On 20 October, he will present to the United Nations General Assembly a new report on “The working poor: a human rights-based approach to wages”, based on the observation that more than one in five workers in the world lives in poverty.
Olivier De Schutter here shares his analysis on the issues of inflation, poverty and purchasing power within the European Union.
A major American publication headlined in July that “Europeans are becoming poorer”, partly because of inflation. Have Europeans lost a lot of purchasing power?
The whole question is whether social protection and wages keep up with inflation. Salaries in 2022 increased by 4.2% in the EU area, which means a real drop of more than 4% in purchasing power, since inflation reached 8.4% in the same year. The situation is more serious in some countries. In Italy, real wages fell by 12% between 2008 and 2022, a very worrying situation.
Three EU states, Belgium, Luxembourg and Cyprus, have a system of automatic wage indexation to inflation. However, in these countries we do not see the wage-inflation spiral feared by economists. IMF [International Monetary Fund] studies show that when inflation is due to external factors, wage indexation does not lead to this spiral.

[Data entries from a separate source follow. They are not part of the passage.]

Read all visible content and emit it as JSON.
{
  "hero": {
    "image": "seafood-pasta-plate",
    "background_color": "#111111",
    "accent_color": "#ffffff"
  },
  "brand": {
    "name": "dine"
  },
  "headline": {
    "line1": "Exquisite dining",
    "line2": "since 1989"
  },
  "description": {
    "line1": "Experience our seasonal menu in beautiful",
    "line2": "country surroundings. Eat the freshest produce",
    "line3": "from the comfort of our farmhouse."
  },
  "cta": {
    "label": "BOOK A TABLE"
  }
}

In 2022, inflation was due to increased energy prices, linked to the conflict in Ukraine, but also to speculation on energy markets, as well as rising food prices, again linked to speculation on agricultural markets. To protect Europeans from the risk of impoverishment linked to the return of inflation, the system of indexing wages to inflation is good, and it works.
The International Covenant on Economic, Social and Cultural Rights includes an obligation for States to ensure the indexation of income, including social benefits, to the cost of living.